Back in December, Mere Orthodoxy created a quiz to determine whether you are really evangelical. I waited until now to write about it because I decided it vindicates a point I made in my blog last week.
In addition to proving me right, the quiz is both well-done and hilarious. Don’t take my word for it. Go ahead and take it yourself. I’ll wait.
Okay, now that we’re on the same page, let me commend the opening section of the quiz:
“In the Trump era there is no lack of uncertainty about the true definition of an evangelical Christian. 81% of evangelical Christians supported Trump last fall and… one of Trump’s most prominent conservative critics is evangelical leader Russell Moore. It’s no surprise that a) no one knows what an evangelical is, and b) everyone wants to define it.”
First of all, that may as well be the dust jacket for my book project. Second, it echoes something that’s obvious to anybody who follows a certain niche of the Christian Twitterverse:1 a hallmark of evangelicalism is an obsession with defining “evangelical.”

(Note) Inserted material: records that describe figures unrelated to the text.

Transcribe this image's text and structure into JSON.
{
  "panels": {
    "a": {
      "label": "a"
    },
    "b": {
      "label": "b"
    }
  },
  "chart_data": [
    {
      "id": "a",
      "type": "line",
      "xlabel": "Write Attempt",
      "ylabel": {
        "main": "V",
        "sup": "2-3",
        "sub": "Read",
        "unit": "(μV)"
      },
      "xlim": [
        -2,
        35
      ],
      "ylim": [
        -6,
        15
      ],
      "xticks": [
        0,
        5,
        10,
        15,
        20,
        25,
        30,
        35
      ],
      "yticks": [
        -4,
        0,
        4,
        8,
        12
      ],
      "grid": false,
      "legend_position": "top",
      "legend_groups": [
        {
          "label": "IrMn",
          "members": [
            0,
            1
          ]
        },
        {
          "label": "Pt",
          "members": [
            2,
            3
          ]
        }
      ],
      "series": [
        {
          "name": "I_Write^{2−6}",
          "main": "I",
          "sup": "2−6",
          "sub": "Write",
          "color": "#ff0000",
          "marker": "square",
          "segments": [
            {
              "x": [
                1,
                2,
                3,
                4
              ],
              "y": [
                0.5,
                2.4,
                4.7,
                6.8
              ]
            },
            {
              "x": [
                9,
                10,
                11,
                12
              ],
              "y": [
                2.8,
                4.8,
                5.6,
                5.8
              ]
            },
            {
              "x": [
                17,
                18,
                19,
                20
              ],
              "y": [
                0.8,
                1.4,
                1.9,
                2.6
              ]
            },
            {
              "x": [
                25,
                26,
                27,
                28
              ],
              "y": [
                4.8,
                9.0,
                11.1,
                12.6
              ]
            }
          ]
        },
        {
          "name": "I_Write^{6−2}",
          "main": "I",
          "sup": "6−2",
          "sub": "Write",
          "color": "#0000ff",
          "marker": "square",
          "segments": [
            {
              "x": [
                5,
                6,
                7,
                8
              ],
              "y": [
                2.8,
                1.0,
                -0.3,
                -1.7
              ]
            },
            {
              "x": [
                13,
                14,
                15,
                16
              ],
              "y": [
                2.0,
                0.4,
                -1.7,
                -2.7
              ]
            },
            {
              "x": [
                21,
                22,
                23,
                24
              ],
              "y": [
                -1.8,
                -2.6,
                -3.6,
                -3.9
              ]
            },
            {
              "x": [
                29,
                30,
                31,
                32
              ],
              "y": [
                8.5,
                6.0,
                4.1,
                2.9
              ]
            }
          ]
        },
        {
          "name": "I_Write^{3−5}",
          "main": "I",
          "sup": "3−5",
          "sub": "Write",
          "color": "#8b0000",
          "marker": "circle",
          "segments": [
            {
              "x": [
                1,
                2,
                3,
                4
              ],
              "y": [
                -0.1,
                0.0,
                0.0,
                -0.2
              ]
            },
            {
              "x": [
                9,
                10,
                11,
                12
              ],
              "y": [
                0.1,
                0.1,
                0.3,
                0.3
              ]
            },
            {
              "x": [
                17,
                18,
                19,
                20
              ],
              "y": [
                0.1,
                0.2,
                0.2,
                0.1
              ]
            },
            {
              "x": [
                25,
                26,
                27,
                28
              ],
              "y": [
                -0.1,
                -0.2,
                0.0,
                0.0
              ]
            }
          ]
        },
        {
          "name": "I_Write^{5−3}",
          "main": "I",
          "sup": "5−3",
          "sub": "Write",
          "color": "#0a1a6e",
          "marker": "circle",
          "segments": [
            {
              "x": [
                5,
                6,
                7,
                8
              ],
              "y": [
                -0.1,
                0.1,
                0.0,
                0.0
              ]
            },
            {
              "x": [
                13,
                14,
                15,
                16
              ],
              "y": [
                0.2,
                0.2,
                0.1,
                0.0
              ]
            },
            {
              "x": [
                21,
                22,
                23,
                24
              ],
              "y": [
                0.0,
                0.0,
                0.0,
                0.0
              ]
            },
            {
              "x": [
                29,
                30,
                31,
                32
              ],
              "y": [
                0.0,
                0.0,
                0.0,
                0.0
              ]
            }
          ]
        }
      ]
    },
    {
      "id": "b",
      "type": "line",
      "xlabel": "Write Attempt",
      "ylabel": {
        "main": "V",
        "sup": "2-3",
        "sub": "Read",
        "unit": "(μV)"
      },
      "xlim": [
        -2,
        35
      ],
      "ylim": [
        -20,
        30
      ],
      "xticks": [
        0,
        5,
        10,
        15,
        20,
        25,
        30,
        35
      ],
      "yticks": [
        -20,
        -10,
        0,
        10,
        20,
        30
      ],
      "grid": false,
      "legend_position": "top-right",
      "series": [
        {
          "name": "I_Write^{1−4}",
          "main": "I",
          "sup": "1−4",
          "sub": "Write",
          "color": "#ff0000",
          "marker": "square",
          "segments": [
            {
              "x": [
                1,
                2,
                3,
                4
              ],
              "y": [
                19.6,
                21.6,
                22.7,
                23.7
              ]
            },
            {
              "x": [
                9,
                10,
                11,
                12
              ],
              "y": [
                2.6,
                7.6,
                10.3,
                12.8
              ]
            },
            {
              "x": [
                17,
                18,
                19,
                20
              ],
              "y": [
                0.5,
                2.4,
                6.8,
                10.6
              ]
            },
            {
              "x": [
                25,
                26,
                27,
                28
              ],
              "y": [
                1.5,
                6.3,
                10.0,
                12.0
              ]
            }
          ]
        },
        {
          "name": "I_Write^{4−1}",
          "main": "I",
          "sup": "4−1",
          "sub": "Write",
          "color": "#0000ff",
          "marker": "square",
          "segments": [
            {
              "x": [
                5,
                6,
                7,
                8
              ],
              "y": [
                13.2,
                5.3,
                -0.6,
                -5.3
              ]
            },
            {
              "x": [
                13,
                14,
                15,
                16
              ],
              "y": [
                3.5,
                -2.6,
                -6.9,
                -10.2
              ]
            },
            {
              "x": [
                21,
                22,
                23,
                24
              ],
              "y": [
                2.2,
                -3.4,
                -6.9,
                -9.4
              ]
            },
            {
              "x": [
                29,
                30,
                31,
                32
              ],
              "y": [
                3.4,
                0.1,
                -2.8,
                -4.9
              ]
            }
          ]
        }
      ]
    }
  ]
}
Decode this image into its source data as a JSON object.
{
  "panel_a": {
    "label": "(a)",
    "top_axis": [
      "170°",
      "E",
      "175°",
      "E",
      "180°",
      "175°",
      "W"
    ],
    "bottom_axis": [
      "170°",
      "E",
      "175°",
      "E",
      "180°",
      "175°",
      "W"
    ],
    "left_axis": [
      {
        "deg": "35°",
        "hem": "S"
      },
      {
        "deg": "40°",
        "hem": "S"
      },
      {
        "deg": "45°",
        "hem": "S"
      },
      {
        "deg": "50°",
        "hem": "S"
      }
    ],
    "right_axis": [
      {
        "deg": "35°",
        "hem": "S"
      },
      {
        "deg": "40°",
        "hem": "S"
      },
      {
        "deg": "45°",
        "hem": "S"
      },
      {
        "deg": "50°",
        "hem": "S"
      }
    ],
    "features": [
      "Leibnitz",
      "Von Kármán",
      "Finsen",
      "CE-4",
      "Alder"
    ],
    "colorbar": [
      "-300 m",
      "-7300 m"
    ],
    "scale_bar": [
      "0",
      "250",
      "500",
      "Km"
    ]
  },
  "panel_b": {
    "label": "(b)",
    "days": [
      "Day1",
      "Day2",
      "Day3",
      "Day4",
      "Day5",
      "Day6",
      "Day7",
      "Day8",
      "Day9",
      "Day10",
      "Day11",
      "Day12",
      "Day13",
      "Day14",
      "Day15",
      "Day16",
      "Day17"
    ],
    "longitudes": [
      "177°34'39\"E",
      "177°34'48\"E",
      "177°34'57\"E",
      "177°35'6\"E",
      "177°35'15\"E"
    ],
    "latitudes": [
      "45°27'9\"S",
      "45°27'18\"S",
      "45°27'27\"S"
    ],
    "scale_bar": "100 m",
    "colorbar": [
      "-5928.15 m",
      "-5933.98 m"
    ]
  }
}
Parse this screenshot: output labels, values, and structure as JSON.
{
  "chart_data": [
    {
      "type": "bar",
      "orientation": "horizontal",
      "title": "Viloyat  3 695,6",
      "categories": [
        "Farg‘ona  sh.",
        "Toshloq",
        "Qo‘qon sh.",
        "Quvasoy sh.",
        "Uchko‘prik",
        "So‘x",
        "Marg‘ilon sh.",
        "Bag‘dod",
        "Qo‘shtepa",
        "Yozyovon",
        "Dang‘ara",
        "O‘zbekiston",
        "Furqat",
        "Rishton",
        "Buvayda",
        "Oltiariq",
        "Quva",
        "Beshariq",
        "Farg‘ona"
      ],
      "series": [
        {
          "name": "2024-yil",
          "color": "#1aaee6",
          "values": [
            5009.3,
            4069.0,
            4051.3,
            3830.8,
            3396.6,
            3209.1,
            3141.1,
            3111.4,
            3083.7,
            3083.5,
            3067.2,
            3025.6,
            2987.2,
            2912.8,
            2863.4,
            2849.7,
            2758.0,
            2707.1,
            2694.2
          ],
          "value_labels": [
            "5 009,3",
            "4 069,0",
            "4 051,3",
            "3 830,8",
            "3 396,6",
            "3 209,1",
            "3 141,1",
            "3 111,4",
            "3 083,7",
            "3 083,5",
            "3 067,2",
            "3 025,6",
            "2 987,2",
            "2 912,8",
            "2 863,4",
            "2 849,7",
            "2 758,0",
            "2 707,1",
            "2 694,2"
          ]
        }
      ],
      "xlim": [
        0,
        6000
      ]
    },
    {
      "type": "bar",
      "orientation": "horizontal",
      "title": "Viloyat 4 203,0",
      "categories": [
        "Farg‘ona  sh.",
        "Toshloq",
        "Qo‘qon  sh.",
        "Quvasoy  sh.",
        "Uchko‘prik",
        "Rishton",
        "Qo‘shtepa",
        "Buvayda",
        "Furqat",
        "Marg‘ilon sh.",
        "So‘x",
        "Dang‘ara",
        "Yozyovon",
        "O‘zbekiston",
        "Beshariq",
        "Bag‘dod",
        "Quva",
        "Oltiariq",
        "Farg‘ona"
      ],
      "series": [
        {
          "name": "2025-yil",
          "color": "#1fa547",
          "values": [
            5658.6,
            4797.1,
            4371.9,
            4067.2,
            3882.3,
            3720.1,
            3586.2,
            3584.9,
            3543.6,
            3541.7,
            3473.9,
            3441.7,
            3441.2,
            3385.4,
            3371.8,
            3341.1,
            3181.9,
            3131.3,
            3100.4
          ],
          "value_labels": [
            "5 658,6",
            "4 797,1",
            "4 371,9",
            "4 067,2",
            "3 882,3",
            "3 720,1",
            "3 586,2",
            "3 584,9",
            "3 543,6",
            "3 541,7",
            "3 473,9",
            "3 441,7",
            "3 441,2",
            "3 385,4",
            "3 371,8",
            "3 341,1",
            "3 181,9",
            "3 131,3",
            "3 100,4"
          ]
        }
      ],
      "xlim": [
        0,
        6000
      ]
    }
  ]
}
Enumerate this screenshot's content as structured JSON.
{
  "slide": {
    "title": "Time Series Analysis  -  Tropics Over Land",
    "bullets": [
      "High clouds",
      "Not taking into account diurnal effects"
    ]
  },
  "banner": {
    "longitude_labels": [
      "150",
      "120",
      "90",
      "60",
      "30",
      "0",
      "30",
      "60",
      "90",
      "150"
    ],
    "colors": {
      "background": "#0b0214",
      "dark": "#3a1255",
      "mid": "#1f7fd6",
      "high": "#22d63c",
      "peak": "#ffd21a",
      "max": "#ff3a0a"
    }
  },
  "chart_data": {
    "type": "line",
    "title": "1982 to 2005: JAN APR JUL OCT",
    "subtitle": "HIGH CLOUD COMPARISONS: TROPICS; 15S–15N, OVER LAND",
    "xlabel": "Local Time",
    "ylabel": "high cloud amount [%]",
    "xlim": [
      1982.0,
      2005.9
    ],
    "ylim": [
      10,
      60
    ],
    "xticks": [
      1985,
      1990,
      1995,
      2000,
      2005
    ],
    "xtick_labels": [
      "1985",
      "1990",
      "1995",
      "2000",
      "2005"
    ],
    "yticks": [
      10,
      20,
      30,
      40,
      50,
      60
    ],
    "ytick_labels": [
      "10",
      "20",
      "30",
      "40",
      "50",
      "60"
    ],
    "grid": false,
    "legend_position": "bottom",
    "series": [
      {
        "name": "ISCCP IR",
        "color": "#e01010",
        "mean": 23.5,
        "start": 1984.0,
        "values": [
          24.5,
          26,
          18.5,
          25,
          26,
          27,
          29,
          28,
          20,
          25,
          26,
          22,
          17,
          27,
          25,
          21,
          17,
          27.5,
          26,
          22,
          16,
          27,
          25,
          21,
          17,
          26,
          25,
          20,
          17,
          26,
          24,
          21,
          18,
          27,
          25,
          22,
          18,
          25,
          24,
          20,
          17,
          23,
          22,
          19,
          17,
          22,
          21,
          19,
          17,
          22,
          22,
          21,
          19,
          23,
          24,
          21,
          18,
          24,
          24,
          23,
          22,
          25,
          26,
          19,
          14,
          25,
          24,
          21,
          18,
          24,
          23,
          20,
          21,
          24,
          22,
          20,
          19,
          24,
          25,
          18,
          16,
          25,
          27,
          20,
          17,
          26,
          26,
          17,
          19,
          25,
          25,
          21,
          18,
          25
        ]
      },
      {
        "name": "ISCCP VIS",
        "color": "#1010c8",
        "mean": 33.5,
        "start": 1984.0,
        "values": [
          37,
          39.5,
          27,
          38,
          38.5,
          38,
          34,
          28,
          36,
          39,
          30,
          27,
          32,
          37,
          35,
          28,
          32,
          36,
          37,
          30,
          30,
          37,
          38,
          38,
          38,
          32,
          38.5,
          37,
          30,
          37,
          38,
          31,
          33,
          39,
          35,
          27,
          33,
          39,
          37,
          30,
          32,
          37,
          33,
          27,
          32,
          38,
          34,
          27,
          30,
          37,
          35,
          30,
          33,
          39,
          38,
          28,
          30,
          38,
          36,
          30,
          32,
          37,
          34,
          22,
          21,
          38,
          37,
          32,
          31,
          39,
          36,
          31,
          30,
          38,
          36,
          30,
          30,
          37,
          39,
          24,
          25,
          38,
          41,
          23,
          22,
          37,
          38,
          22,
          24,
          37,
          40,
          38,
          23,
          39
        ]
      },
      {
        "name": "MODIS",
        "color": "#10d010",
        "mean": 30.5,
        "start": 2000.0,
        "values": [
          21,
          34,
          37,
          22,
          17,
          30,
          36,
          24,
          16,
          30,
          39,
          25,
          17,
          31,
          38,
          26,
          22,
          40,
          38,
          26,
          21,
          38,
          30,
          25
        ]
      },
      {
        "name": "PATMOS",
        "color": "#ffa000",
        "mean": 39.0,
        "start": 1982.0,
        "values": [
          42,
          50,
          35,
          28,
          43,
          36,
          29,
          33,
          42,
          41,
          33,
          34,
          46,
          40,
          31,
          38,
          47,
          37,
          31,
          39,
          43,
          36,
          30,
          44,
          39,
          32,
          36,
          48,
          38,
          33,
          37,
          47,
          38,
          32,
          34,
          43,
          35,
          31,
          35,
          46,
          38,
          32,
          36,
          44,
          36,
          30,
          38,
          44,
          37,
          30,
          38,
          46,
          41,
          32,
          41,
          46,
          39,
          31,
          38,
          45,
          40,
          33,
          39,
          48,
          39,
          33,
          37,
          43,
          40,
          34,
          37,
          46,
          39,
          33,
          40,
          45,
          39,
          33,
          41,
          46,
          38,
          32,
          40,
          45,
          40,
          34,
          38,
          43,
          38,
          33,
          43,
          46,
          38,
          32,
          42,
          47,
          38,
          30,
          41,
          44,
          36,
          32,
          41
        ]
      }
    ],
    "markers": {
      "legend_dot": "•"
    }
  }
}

For those of us in that niche, the obsession is so natural that it’s easy to take for granted. But it’s also weird. If the news is to be believed, evangelicals are one of the most culturally-influential religious groups in the country.2 But nobody seems to agree on what an evangelical even is.
Luckily, I happened to *takes swig of a drink to assume an attitude of casual nonchalance* explain this in my last post.
My core argument was that “evangelical” is great as an adjective modifying an actual Christian tradition (like evangelical Anglican, evangelical Presbyterian, evangelical Baptist, etc.). But when “evangelical” is used as a noun, we get into trouble, because the term doesn’t have much content on its own.
The Mere O quiz highlights that problem. And in doing so, it concocts as good a definition of evangelical as anyone. You see, evangelical isn’t really about subscribing to certain theological points.3 Instead it’s an amalgamation of various habits, emphases, and prejudices that express themselves in a lot of distinct (and weird) cultural examples.
If you were raised in that culture, you know what I’m talking about. And you also know what the quiz is talking about. Seriously, these questions hit close to home. For example:
- Yes, I did get my driver’s license before I was allowed to read the Harry Potter books. And the first time I read the books (as a freshman in college), I had a nagging feeling of guilt the whole time.
- Yes, I did kiss dating goodbye in high school. Or at least, girls kissed dating me goodbye. Same difference….
- Yes, I have had involved discussions with friends and family about the timing of the Rapture, and, some of it may have involved the Left Behind series. And when I noticed an NHL player named Nicholae, I got really freaked out.
- Yes, I do know which of the Five Love Languages is mine. For those interested, it’s quality time. It is NOT physical touch. Repeat: NOT physical touch. So please don’t try to hug me. Or if you do, don’t be offended when I curl into a ball like a pill bug to escape it.
- Yes, the first R-rated movie I saw WAS Passion of the Christ. And yes, this was around the time I had a chart which made analogies between CCM bands and “secular” bands.
The point isn’t just that I had a very evangelical upbringing (not to brag, but I scored “True Believer” on the quiz). It’s to underscore something about evangelicalism. It isn’t a rooted theological tradition on its own. It’s a hodgepodge of various sub-cultural in-jokes.
All the more reason for me to once again (hooray!) drive home my point from last week. Don’t be an “evangelical” as a noun. Be an evangelical as an adjective.
1 In case you’re wondering, that niche is “college-educated Christians aged 18 to 35 who were raised evangelical, but have since had an on-again, off-again mini-crisis to determine if they still belong in that world, or if they even want to belong in it.” There’s actually quite a few of us.
2 How many of us just shuddered thinking about Robert Jeffress?
3 Apologies to David Babbington. And J.I. Packer. And any of those other dozens of theologians.